Kars 1877’den 1918’e kadar Rus işgalinde kalmıştı. Bu dönemin Baltık kültürüne dair izleri de kentte hala izlenebilir. Kültür ve Turizm Bakanlığı bazı mimari öğeleri de koruma altında tutuyor.
Kıbrıs da Türk Tarih Kurumu belgelerine göre 1878 yılında yönetimi İngilizlerin eline bırakılan bir ada.
Girit’e de İngilizlerin askeri müdahalesi 1897 yılında yapılmıştı.
Teyit Erdoğan’ın iddiasının kaynağı ya da kastı hakkında bilgi almak için Cumhurbaşkanlığı’na bağlı İletişim Başkanlığı’na ulaştı. Ancak henüz yanıt alamadı.

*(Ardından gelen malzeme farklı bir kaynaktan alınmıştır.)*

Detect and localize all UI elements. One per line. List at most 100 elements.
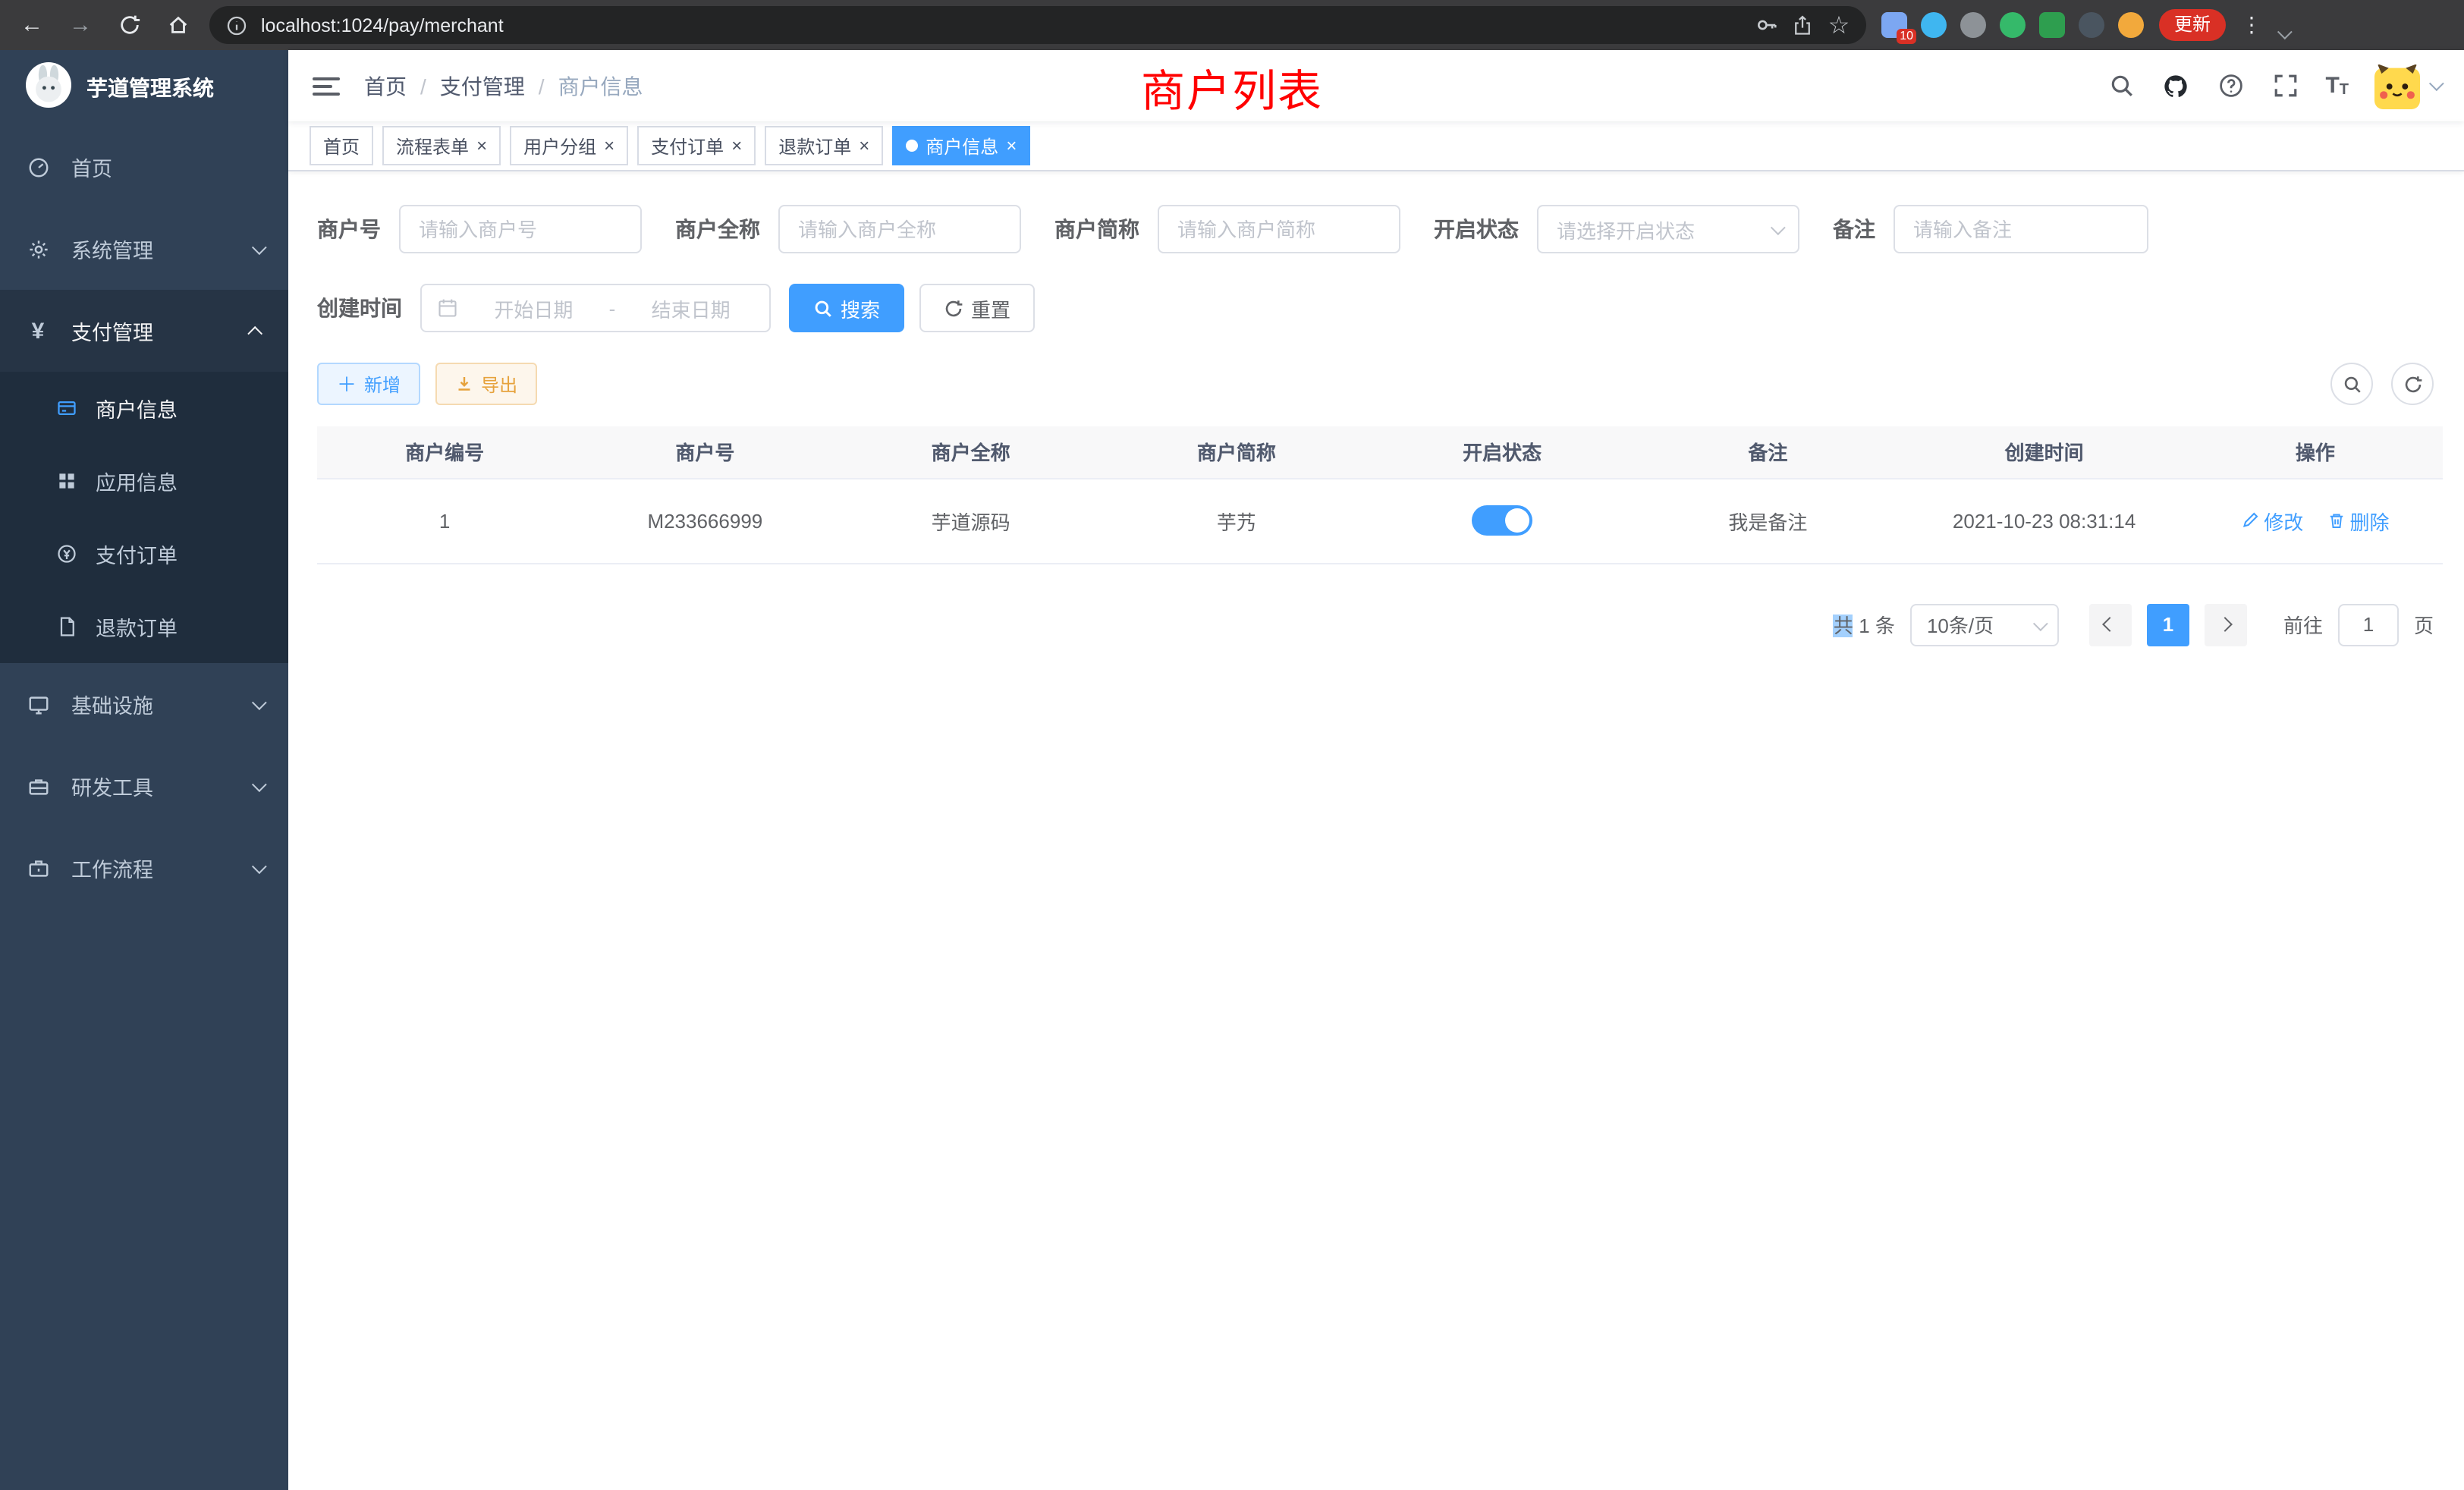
page-number-1[interactable]: 1 [2147,603,2189,646]
merchant-table: 商户编号 商户号 商户全称 商户简称 开启状态 备注 创建时间 操作 1 [317,426,2443,564]
calendar-icon [437,297,458,319]
cell-id: 1 [317,478,572,563]
export-button[interactable]: 导出 [435,363,537,405]
breadcrumb-home[interactable]: 首页 [364,71,407,101]
refresh-table-button[interactable] [2391,363,2434,405]
extension-icon[interactable] [1921,12,1947,38]
sidebar-item-workflow[interactable]: 工作流程 [0,827,288,909]
sidebar-item-pay-order[interactable]: 支付订单 [0,517,288,590]
close-icon[interactable]: × [859,137,869,155]
sidebar-item-app-info[interactable]: 应用信息 [0,445,288,517]
sidebar-item-system[interactable]: 系统管理 [0,208,288,290]
card-icon [55,397,77,420]
cell-full-name: 芋道源码 [838,478,1103,563]
share-icon[interactable] [1790,13,1815,37]
app-logo[interactable]: 芋道管理系统 [0,50,288,126]
date-range-picker[interactable]: 开始日期 - 结束日期 [420,284,771,332]
browser-menu-icon[interactable]: ⋮ [2241,12,2262,38]
fullscreen-icon[interactable] [2271,71,2299,100]
sidebar-item-refund-order[interactable]: 退款订单 [0,590,288,663]
reload-icon[interactable] [112,8,146,42]
extension-icon[interactable] [2000,12,2026,38]
end-date-placeholder: 结束日期 [627,294,754,322]
search-icon[interactable] [2107,71,2136,100]
table-row: 1 M233666999 芋道源码 芋艿 我是备注 2021-10-23 08:… [317,478,2443,563]
toggle-search-button[interactable] [2330,363,2373,405]
breadcrumb-payment[interactable]: 支付管理 [440,71,525,101]
extension-icon[interactable]: 10 [1881,12,1907,38]
total-count: 1 [1859,615,1869,637]
home-icon[interactable] [161,8,194,42]
gear-icon [26,237,50,261]
extension-icon[interactable] [2079,12,2104,38]
download-icon [455,375,473,393]
total-suffix: 条 [1875,615,1895,637]
sidebar-item-home[interactable]: 首页 [0,126,288,208]
full-name-input[interactable] [778,205,1021,253]
key-icon[interactable] [1754,13,1778,37]
cell-remark: 我是备注 [1635,478,1900,563]
extension-icon[interactable] [2039,12,2065,38]
chevron-up-icon [247,325,262,341]
merchant-no-input[interactable] [399,205,642,253]
sidebar: 芋道管理系统 首页 系统管理 ¥ 支付管理 [0,50,288,1490]
address-bar[interactable]: localhost:1024/pay/merchant ☆ [209,6,1866,44]
cell-actions: 修改 删除 [2188,478,2443,563]
toolbox-icon [26,774,50,798]
screen: ← → localhost:1024/pay/merchant ☆ 10 [0,0,2464,1490]
status-select[interactable]: 请选择开启状态 [1537,205,1799,253]
sidebar-item-dev-tools[interactable]: 研发工具 [0,745,288,827]
remark-input[interactable] [1894,205,2148,253]
chrome-update-button[interactable]: 更新 [2159,9,2226,41]
tab-pay-order[interactable]: 支付订单 × [637,126,756,165]
tab-user-group[interactable]: 用户分组 × [510,126,628,165]
extension-icon[interactable] [1960,12,1986,38]
help-icon[interactable] [2216,71,2245,100]
full-name-label: 商户全称 [675,214,760,244]
breadcrumb-current: 商户信息 [558,71,643,101]
back-icon[interactable]: ← [15,8,49,42]
avatar-image [2374,63,2420,108]
bookmark-star-icon[interactable]: ☆ [1827,13,1851,37]
url-text[interactable]: localhost:1024/pay/merchant [261,14,1742,36]
short-name-label: 商户简称 [1054,214,1139,244]
short-name-input[interactable] [1158,205,1400,253]
delete-link[interactable]: 删除 [2327,506,2389,535]
close-icon[interactable]: × [604,137,614,155]
close-icon[interactable]: × [1006,137,1017,155]
trash-icon [2327,511,2345,530]
goto-page-input[interactable] [2338,603,2399,646]
edit-link[interactable]: 修改 [2241,506,2303,535]
pencil-icon [2241,511,2259,530]
refresh-icon [944,298,963,318]
search-icon [813,298,833,318]
cell-merchant-no: M233666999 [572,478,838,563]
sidebar-item-merchant-info[interactable]: 商户信息 [0,372,288,445]
close-icon[interactable]: × [731,137,742,155]
github-icon[interactable] [2161,71,2190,100]
profile-avatar-icon[interactable] [2118,12,2144,38]
close-icon[interactable]: × [476,137,487,155]
table-header-row: 商户编号 商户号 商户全称 商户简称 开启状态 备注 创建时间 操作 [317,426,2443,478]
sidebar-toggle-icon[interactable] [313,77,340,95]
tab-home[interactable]: 首页 [310,126,373,165]
search-button[interactable]: 搜索 [789,284,904,332]
reset-button[interactable]: 重置 [919,284,1035,332]
next-page-button[interactable] [2205,603,2247,646]
tab-process-form[interactable]: 流程表单 × [382,126,501,165]
prev-page-button[interactable] [2089,603,2132,646]
chevron-down-icon[interactable] [2277,19,2288,46]
sidebar-item-infrastructure[interactable]: 基础设施 [0,663,288,745]
status-toggle[interactable] [1472,505,1532,536]
font-size-icon[interactable]: TT [2325,73,2349,99]
site-info-icon[interactable] [225,13,249,37]
remark-label: 备注 [1833,214,1875,244]
tab-merchant-info[interactable]: 商户信息 × [892,126,1030,165]
page-content: 商户号 商户全称 商户简称 开启状态 请选择开启状态 [288,171,2464,646]
forward-icon[interactable]: → [64,8,97,42]
page-size-select[interactable]: 10条/页 [1910,603,2059,646]
user-avatar[interactable] [2374,63,2440,108]
sidebar-item-payment[interactable]: ¥ 支付管理 [0,290,288,372]
tab-refund-order[interactable]: 退款订单 × [765,126,883,165]
add-button[interactable]: ＋ 新增 [317,363,420,405]
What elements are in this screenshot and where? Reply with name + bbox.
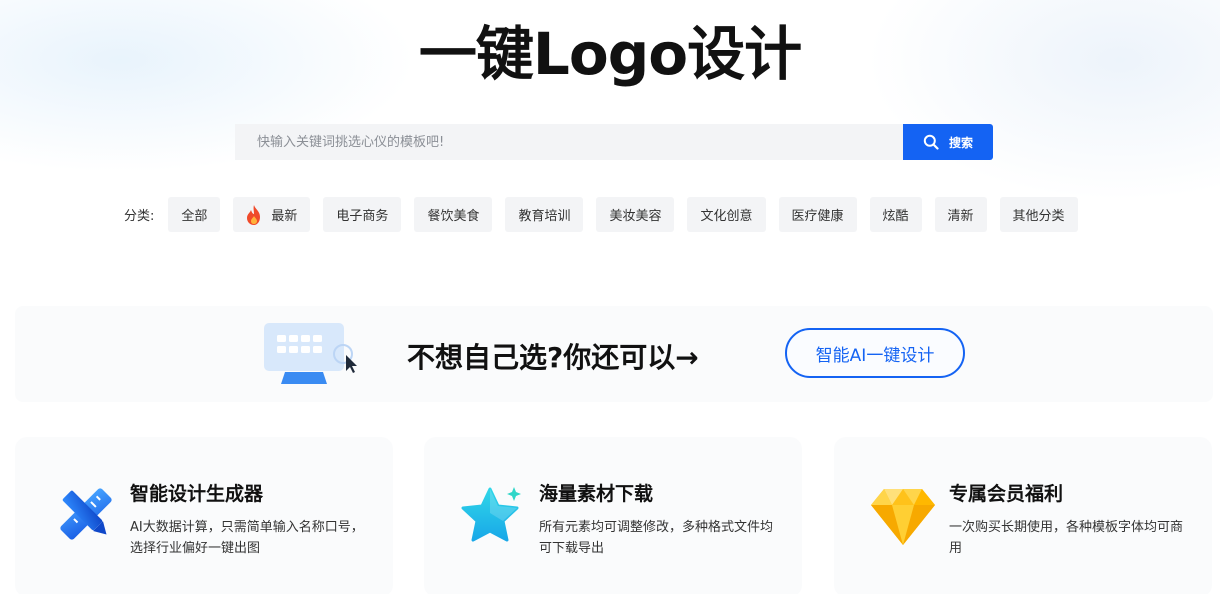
- category-label-text: 清新: [947, 209, 974, 224]
- category-fresh[interactable]: 清新: [934, 197, 987, 232]
- feature-title: 专属会员福利: [949, 483, 1064, 505]
- category-label-text: 教育培训: [518, 209, 571, 224]
- feature-desc: AI大数据计算，只需简单输入名称口号，选择行业偏好一键出图: [130, 520, 364, 556]
- page-title: 一键Logo设计: [418, 20, 802, 88]
- category-newest[interactable]: 最新: [233, 197, 311, 232]
- category-all[interactable]: 全部: [168, 197, 221, 232]
- search-button-label: 搜索: [948, 135, 973, 150]
- feature-card-materials: 海量素材下载 所有元素均可调整修改，多种格式文件均可下载导出: [424, 437, 802, 594]
- category-label-text: 美妆美容: [609, 209, 662, 224]
- category-beauty[interactable]: 美妆美容: [596, 197, 675, 232]
- diamond-icon: [871, 489, 935, 545]
- category-other[interactable]: 其他分类: [999, 197, 1078, 232]
- category-label-text: 医疗健康: [791, 209, 844, 224]
- category-ecommerce[interactable]: 电子商务: [323, 197, 402, 232]
- search-input[interactable]: [235, 124, 903, 160]
- category-label-text: 文化创意: [700, 209, 753, 224]
- ai-promo-banner: 不想自己选?你还可以→ 智能AI一键设计: [15, 306, 1213, 402]
- feature-title: 海量素材下载: [539, 483, 654, 505]
- search-bar: 搜索: [235, 124, 993, 160]
- star-icon: [461, 487, 521, 542]
- category-label: 分类:: [124, 209, 155, 224]
- feature-card-membership: 专属会员福利 一次购买长期使用，各种模板字体均可商用: [834, 437, 1212, 594]
- feature-desc: 一次购买长期使用，各种模板字体均可商用: [949, 520, 1184, 556]
- search-button[interactable]: 搜索: [903, 124, 993, 160]
- feature-card-generator: 智能设计生成器 AI大数据计算，只需简单输入名称口号，选择行业偏好一键出图: [15, 437, 393, 594]
- ai-design-button[interactable]: 智能AI一键设计: [785, 328, 965, 378]
- category-bar: 分类: 全部 最新 电子商务 餐饮美食 教育培训 美妆美容 文化创意 医疗健康 …: [124, 197, 1091, 232]
- category-label-text: 最新: [271, 209, 298, 224]
- category-label-text: 全部: [181, 209, 208, 224]
- category-health[interactable]: 医疗健康: [778, 197, 857, 232]
- category-education[interactable]: 教育培训: [505, 197, 584, 232]
- promo-text: 不想自己选?你还可以→: [407, 341, 699, 374]
- category-food[interactable]: 餐饮美食: [414, 197, 493, 232]
- ruler-pencil-icon: [60, 488, 112, 540]
- category-label-text: 其他分类: [1012, 209, 1065, 224]
- feature-desc: 所有元素均可调整修改，多种格式文件均可下载导出: [539, 520, 774, 556]
- category-culture[interactable]: 文化创意: [687, 197, 766, 232]
- category-label-text: 电子商务: [336, 209, 389, 224]
- category-label-text: 炫酷: [882, 209, 909, 224]
- search-icon: [923, 134, 939, 150]
- feature-title: 智能设计生成器: [130, 483, 264, 505]
- flame-icon: [247, 204, 261, 225]
- category-cool[interactable]: 炫酷: [869, 197, 922, 232]
- keyboard-monitor-cursor-icon: [264, 323, 357, 384]
- category-label-text: 餐饮美食: [427, 209, 480, 224]
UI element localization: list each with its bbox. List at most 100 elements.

II. Abdülhamit ile Erdoğan sık sık birbirine benzetiliyor. “Abdülhamit-Erdoğan” ismiyle iki lider üzerine karşılaştırma yapan internet sitelerinden biri, Boğaziçi Küresel isimli kurum tarafından kurulmuş. Bu kurum 2020’de yılında kamu yararına dernek statüsünü almış ve Erdoğan tarafından ziyaret edilmişti.
Tarihçiler Abdülhamid’in yönetimi döneminde Osmanlı Rus Savaşı (1876-78) ve Berlin Antlaşması, Ermeni meselesi (1894-97), Makedonya Meselesi (1903-1908) gibi üç ana krizle karşılaştığını, rejimin sonunun ise üçüncü krizle geldiği yorumunu yapıyor. (sf. 22) Ancak hükümdarın devrinde toprak kaybı yaşanmadığını söyleyen herhangi bir resmi ve güvenilir kaynağa erişilemiyor.
Malumatfuruş da konu hakkında bir yazı yayınlamıştı.